Comprar um imóvel usado em São Paulo continua sendo uma operação fortemente ligada ao crédito bancário. Em julho de 2026, 73,9% das aquisições foram realizadas por meio de financiamento, segundo a Pesquisa CRECISP.
A Caixa Econômica Federal respondeu sozinha por 54,1% das compras, enquanto outros bancos participaram de 19,8%.
As aquisições à vista representaram 14% das negociações. Já as compras diretamente com o proprietário ficaram em 11%, e os consórcios responderam por 1,2%.
Os números mostram o peso do financiamento para quem conseguiu fechar negócio no mês.
Quase 40% dos imóveis tiveram desconto de até 5%
A pesquisa também revela um movimento importante nas negociações: uma parcela significativa dos imóveis foi vendida abaixo do preço anunciado.
Em 39,6% das vendas, o comprador conseguiu um desconto de até 5% sobre o valor inicialmente anunciado.
Outros 11,9% dos imóveis foram vendidos com redução entre 6% e 10%.
Também houve descontos maiores. Em 3% das negociações, a redução ficou entre 11% e 15%. Em 2,2%, entre 16% e 20%.
Casos de descontos ainda mais elevados foram registrados de forma pontual: 0,7% das vendas tiveram redução entre 26% e 30%, e outros 0,7% foram fechados com desconto superior a 50%.
Por outro lado, 41,8% dos imóveis foram vendidos exatamente pelo valor anunciado.

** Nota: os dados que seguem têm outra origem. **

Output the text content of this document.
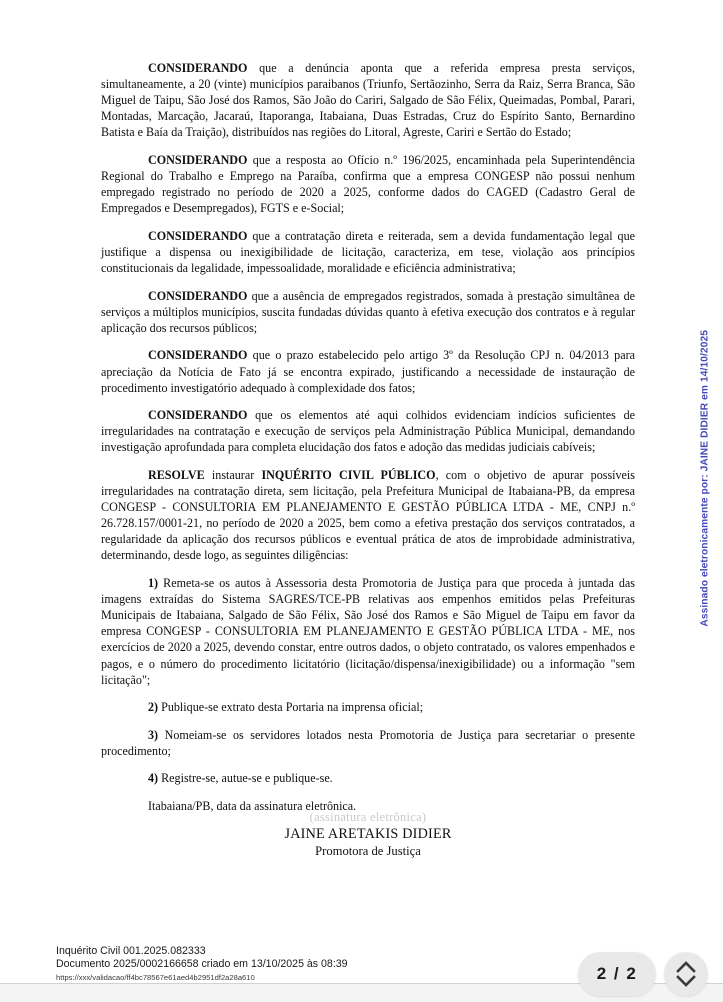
CONSIDERANDO que a denúncia aponta que a referida empresa presta serviços, simultaneamente, a 20 (vinte) municípios paraibanos (Triunfo, Sertãozinho, Serra da Raiz, Serra Branca, São Miguel de Taipu, São José dos Ramos, São João do Cariri, Salgado de São Félix, Queimadas, Pombal, Parari, Montadas, Marcação, Jacaraú, Itaporanga, Itabaiana, Duas Estradas, Cruz do Espírito Santo, Bernardino Batista e Baía da Traição), distribuídos nas regiões do Litoral, Agreste, Cariri e Sertão do Estado;

CONSIDERANDO que a resposta ao Ofício n.º 196/2025, encaminhada pela Superintendência Regional do Trabalho e Emprego na Paraíba, confirma que a empresa CONGESP não possui nenhum empregado registrado no período de 2020 a 2025, conforme dados do CAGED (Cadastro Geral de Empregados e Desempregados), FGTS e e-Social;

CONSIDERANDO que a contratação direta e reiterada, sem a devida fundamentação legal que justifique a dispensa ou inexigibilidade de licitação, caracteriza, em tese, violação aos princípios constitucionais da legalidade, impessoalidade, moralidade e eficiência administrativa;

CONSIDERANDO que a ausência de empregados registrados, somada à prestação simultânea de serviços a múltiplos municípios, suscita fundadas dúvidas quanto à efetiva execução dos contratos e à regular aplicação dos recursos públicos;

CONSIDERANDO que o prazo estabelecido pelo artigo 3º da Resolução CPJ n. 04/2013 para apreciação da Notícia de Fato já se encontra expirado, justificando a necessidade de instauração de procedimento investigatório adequado à complexidade dos fatos;

CONSIDERANDO que os elementos até aqui colhidos evidenciam indícios suficientes de irregularidades na contratação e execução de serviços pela Administração Pública Municipal, demandando investigação aprofundada para completa elucidação dos fatos e adoção das medidas judiciais cabíveis;

RESOLVE instaurar INQUÉRITO CIVIL PÚBLICO, com o objetivo de apurar possíveis irregularidades na contratação direta, sem licitação, pela Prefeitura Municipal de Itabaiana-PB, da empresa CONGESP - CONSULTORIA EM PLANEJAMENTO E GESTÃO PÚBLICA LTDA - ME, CNPJ n.º 26.728.157/0001-21, no período de 2020 a 2025, bem como a efetiva prestação dos serviços contratados, a regularidade da aplicação dos recursos públicos e eventual prática de atos de improbidade administrativa, determinando, desde logo, as seguintes diligências:

1) Remeta-se os autos à Assessoria desta Promotoria de Justiça para que proceda à juntada das imagens extraídas do Sistema SAGRES/TCE-PB relativas aos empenhos emitidos pelas Prefeituras Municipais de Itabaiana, Salgado de São Félix, São José dos Ramos e São Miguel de Taipu em favor da empresa CONGESP - CONSULTORIA EM PLANEJAMENTO E GESTÃO PÚBLICA LTDA - ME, nos exercícios de 2020 a 2025, devendo constar, entre outros dados, o objeto contratado, os valores empenhados e pagos, e o número do procedimento licitatório (licitação/dispensa/inexigibilidade) ou a informação "sem licitação";

2) Publique-se extrato desta Portaria na imprensa oficial;

3) Nomeiam-se os servidores lotados nesta Promotoria de Justiça para secretariar o presente procedimento;

4) Registre-se, autue-se e publique-se.

Itabaiana/PB, data da assinatura eletrônica.

(assinatura eletrônica)
JAINE ARETAKIS DIDIER
Promotora de Justiça
Assinado eletronicamente por: JAINE DIDIER em 14/10/2025
Inquérito Civil 001.2025.082333
Documento 2025/0002166658 criado em 13/10/2025 às 08:39
https://xxx/validacao/ff4bc78567e61aed4b2951df2a28a610	2 / 2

Imóveis acima de R$ 500 mil lideram faixa de preço
Apesar da forte presença de imóveis compactos, o mercado não ficou restrito às unidades de menor valor.

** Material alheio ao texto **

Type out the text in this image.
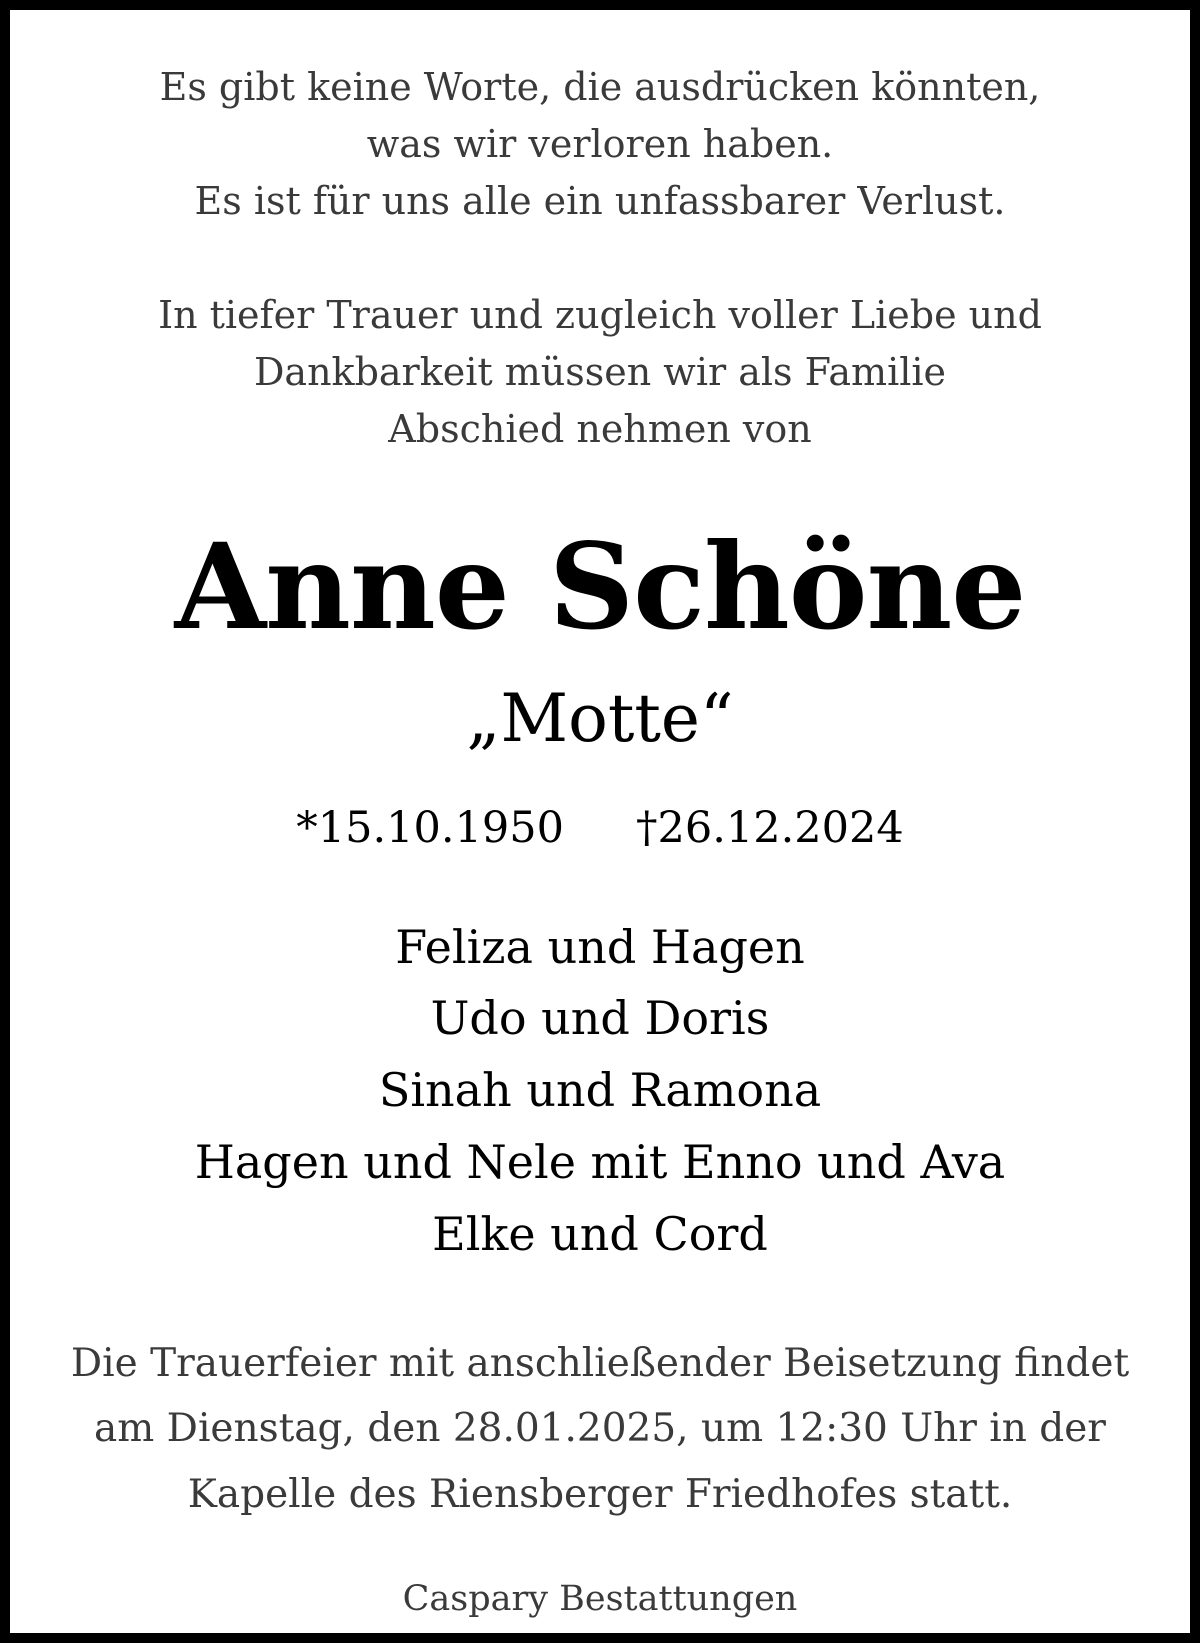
Es gibt keine Worte, die ausdrücken könnten,
was wir verloren haben.
Es ist für uns alle ein unfassbarer Verlust.
In tiefer Trauer und zugleich voller Liebe und
Dankbarkeit müssen wir als Familie
Abschied nehmen von
Anne Schöne
„Motte“
*15.10.1950 †26.12.2024
Feliza und Hagen
Udo und Doris
Sinah und Ramona
Hagen und Nele mit Enno und Ava
Elke und Cord
Die Trauerfeier mit anschließender Beisetzung findet
am Dienstag, den 28.01.2025, um 12:30 Uhr in der
Kapelle des Riensberger Friedhofes statt.
Caspary Bestattungen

Os imóveis acima de R$ 501 mil representaram 34,6% das vendas, considerando a soma das faixas superiores a esse valor.
Também houve concentração relevante entre R$ 201 mil e R$ 300 mil, que somaram 30,8% das negociações.
Os imóveis entre R$ 301 mil e R$ 400 mil representaram 19,5%.
Já as unidades entre R$ 401 mil e R$ 500 mil ficaram com 9,8%.
Os imóveis de até R$ 200 mil tiveram participação de 5,3%.
Vendas recuam em julho
O cenário de financiamento e negociação ocorreu em um mês de retração das vendas.
De acordo com a Pesquisa CRECISP, as vendas de imóveis usados na Capital caíram 20,61% em julho na comparação com junho.
Mesmo assim, o financiamento bancário permaneceu como principal forma de pagamento entre os negócios concretizados.
O levantamento também mostra que as chamadas demais regiões concentraram 60,8% das vendas, enquanto as áreas centrais responderam por 20,4% e as regiões nobres, por 18,8%.
Os dados apontam, portanto, para um mercado em que o comprador ainda depende majoritariamente do crédito, mas encontra diferentes níveis de margem para negociar o preço antes de fechar negócio.